Dann ist Reit im Winkl erreicht, das seinen Namen völlig zu Recht hat, denn wie im hintersten Winkel der Berge ist es eingerahmt von Ausläufern des Kaisergebirges und den Chiemgauer Alpen. Der „Winkl“ schafft es auch, den Schnee irgendwie festzuhalten, denn Reit gilt als einer der schneesichersten deutschen Skiorte.

Das Fortshaus beherbergt die Rezeption & die exclusive Moltke Weinlounge

Der knollige Zwiebelturm, schöne alpenländische Häuser und Lüftlmalereien an den Wänden machen die Gemeinde zu einem sehr malerischen bayerischen Dorf. Seit es 1858 der bayerische König Maximilian II. besuchte, wurde der versteckte Ort richtig hip unter Adeligen, Reichen und Künstlern. Maximilian, der Vater von Märchenkönig Ludwig II., war großer Naturfreund und unternahm eine ausgedehnte Reise vom Bodensee durch die Bayerischen Alpen bis nach Berchtesgaden. Tatsächlich war diese Reise, die damals noch ziemlich kompliziert mit Wandern und Kutschfahrten zusammengezimmert war, der Ausgang für die Idee der Deutschen Alpenstraße.

Wenn also Maximilian in Reit im Winkl königlich abstieg, dann will ich das gerade mal 164 Jahre später ebenfalls,  bürgerlicher, aber auf hohem Niveau tun. Was sich schnell arrangieren lässt, denn im Gut Steinbach Hotel & Chalets, ruhig und ein wenig außerhalb von Reit im Winkel auf einem Plateau gelegen, kann man sich wahrhaft königlich verwöhnen lassen. Vielleicht auch deshalb, weil das Hofgut, das sich seit 2010 im Besitz der Familie einer echten Gräfin und einem echten Grafen befindet. Gräfin Susanne und Graf Klaus von Moltke wurden schon mehrfach für ihre Hospitality-Leistungen ausgezeichnet, der Küchenchef Achim Hack mit dem Grünen Stern des Guide Michelin. König Maximilian würde staunen, was sich in seinem kleinen Bergdorf alles getan hat, unternehmerisch als auch nachhaltig kulinarisch!

Am Abend wird mir die Ehre zuteil, mit der Inhaberfamilie zu speisen. In gelöster Atmosphäre und dem stilvollen Ambiente der Tiroler Stubn kommen wir schnell zum Thema Nachhaltigkeit, dem sich Gräfin und Graf ernsthaft und konsequent verschrieben haben.

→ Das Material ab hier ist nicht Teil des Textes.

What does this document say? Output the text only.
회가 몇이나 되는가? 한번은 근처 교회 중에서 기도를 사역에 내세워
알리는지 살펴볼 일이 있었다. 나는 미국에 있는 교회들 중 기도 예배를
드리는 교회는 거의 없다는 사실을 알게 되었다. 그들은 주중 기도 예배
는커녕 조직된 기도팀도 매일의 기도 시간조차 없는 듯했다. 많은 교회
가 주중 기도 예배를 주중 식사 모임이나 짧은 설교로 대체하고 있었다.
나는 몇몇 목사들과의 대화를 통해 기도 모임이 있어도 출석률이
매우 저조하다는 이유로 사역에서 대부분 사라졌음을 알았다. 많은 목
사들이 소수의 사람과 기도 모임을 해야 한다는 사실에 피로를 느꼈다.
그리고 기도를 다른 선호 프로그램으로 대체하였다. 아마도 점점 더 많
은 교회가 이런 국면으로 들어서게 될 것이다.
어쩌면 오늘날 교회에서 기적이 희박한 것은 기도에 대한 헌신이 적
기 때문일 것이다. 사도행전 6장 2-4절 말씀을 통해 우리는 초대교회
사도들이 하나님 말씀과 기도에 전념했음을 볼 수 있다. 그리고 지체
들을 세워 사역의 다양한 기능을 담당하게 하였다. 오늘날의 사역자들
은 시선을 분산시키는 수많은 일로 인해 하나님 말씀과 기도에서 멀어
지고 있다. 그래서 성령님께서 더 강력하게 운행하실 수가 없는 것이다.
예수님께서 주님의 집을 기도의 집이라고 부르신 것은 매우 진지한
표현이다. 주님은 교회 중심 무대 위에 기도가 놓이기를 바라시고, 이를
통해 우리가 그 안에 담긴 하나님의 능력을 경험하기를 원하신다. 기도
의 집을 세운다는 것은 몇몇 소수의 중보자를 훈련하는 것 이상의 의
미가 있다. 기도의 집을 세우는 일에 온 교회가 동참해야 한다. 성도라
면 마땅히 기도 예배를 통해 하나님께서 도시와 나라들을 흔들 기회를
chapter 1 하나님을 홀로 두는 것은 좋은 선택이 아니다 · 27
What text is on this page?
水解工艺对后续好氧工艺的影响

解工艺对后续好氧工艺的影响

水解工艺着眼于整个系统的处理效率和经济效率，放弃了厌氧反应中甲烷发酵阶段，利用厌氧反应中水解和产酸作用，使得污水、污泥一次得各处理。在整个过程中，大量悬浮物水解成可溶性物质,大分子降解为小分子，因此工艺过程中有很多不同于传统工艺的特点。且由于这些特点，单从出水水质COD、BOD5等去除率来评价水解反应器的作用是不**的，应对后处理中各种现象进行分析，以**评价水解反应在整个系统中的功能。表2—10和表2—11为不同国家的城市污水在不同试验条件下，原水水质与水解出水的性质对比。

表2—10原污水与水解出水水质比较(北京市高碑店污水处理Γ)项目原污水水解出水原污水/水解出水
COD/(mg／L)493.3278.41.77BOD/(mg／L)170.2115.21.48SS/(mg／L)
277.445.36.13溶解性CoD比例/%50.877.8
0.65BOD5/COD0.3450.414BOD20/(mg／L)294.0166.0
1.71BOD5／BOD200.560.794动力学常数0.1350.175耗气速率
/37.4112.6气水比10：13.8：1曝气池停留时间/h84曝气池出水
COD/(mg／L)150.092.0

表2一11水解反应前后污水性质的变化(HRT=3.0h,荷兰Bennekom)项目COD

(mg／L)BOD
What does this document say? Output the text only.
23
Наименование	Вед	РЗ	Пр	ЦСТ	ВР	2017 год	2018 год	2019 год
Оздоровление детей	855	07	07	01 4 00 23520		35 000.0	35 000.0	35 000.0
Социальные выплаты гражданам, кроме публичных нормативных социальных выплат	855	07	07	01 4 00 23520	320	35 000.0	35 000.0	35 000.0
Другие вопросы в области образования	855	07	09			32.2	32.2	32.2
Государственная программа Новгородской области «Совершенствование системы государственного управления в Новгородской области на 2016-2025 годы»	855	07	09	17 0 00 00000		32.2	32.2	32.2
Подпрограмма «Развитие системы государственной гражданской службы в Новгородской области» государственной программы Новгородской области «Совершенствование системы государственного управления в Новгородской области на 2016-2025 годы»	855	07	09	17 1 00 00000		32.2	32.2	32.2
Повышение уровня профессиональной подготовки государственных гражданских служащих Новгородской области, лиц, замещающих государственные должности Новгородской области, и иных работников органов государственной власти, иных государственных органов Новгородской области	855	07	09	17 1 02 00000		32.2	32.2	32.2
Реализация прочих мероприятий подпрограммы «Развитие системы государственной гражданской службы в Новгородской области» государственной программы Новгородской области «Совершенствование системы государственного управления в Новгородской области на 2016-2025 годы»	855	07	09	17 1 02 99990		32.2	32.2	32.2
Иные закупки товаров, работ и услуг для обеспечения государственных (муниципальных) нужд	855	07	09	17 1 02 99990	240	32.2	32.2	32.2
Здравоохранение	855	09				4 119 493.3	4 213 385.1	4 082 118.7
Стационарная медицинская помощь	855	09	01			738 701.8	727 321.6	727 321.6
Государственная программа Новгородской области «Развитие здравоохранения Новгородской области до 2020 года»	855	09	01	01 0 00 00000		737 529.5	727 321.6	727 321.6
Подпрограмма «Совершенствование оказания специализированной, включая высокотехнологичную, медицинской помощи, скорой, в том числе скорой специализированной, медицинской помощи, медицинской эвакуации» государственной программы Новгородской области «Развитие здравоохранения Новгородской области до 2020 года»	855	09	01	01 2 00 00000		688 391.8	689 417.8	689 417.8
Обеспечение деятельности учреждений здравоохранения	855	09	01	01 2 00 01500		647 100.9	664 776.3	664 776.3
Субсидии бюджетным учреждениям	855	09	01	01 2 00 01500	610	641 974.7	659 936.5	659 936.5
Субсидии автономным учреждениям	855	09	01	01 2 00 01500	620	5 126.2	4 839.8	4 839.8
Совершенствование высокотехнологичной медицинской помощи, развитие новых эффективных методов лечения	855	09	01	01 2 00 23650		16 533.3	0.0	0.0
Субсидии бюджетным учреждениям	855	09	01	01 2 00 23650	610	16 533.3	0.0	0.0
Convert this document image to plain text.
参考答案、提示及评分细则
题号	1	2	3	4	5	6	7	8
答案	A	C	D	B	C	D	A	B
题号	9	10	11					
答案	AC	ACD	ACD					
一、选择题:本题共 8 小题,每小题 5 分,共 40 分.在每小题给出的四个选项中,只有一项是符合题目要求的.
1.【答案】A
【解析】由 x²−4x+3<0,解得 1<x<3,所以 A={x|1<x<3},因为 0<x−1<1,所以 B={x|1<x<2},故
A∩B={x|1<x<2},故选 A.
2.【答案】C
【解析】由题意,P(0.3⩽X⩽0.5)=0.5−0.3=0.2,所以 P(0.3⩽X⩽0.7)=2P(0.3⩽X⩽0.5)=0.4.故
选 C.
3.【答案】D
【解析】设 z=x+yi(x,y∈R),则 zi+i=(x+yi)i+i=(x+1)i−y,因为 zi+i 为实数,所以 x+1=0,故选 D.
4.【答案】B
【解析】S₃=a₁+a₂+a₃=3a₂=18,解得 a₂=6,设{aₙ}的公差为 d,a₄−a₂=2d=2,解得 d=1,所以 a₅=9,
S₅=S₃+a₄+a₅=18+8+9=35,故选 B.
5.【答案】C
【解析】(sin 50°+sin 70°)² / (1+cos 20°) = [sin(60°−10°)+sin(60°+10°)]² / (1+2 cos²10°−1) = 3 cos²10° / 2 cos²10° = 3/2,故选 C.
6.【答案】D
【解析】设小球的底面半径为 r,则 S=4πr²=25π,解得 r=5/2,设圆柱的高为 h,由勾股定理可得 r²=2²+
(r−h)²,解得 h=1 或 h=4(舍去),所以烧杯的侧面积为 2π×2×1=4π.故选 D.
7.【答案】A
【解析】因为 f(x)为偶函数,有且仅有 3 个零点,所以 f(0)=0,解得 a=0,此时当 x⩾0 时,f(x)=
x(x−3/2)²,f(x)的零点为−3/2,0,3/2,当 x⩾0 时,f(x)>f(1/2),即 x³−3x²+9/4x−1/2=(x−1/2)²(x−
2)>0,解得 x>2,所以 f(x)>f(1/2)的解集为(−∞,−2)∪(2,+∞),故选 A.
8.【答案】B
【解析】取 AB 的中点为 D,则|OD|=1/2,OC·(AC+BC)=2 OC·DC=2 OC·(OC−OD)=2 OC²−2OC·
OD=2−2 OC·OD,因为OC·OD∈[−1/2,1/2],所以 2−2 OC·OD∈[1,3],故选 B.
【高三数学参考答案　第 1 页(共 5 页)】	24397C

Wir nutzen die Zeit bis zum Beginn des Abendmenüs, um, wie auch schon bei Heinz Winkler, über regionale Produkte für Speis und Trank, die E-Mobilität und Ladeinfrastruktur und vor allem über das Nachhaltigkeitskonzept für das Gut und die Hotel Challets zu sprechen.

Warm-up zum Abendessen- im Dialog mit Gräfin Susanne und Graf Klaus von Moltke in der Tiroler Stubn

Zwei Dreiklänge prägen die Überschrift des eigenen Nachhaltigkeitsberichtes: Ökologisch, sozial, ökonomisch und Heimat, Ruhe, Boden. Unter diesen Überschriften subsumieren sich Regionalität und E-Mobilität, die Zusammenarbeit mit lokalem Handwerk und die Verarbeitung ausschließlich natürlicher Rohstoffe. Das Konzept geht soweit, dass man etwa für die Anlage des Naturweihers auf Teichfolien verzichtete, stattdessen mit natürlichem Ton, Lehm und einer Granitschüttung arbeitete und natürlich die heimische Botanik in Bepflanzung Vorrang hatte.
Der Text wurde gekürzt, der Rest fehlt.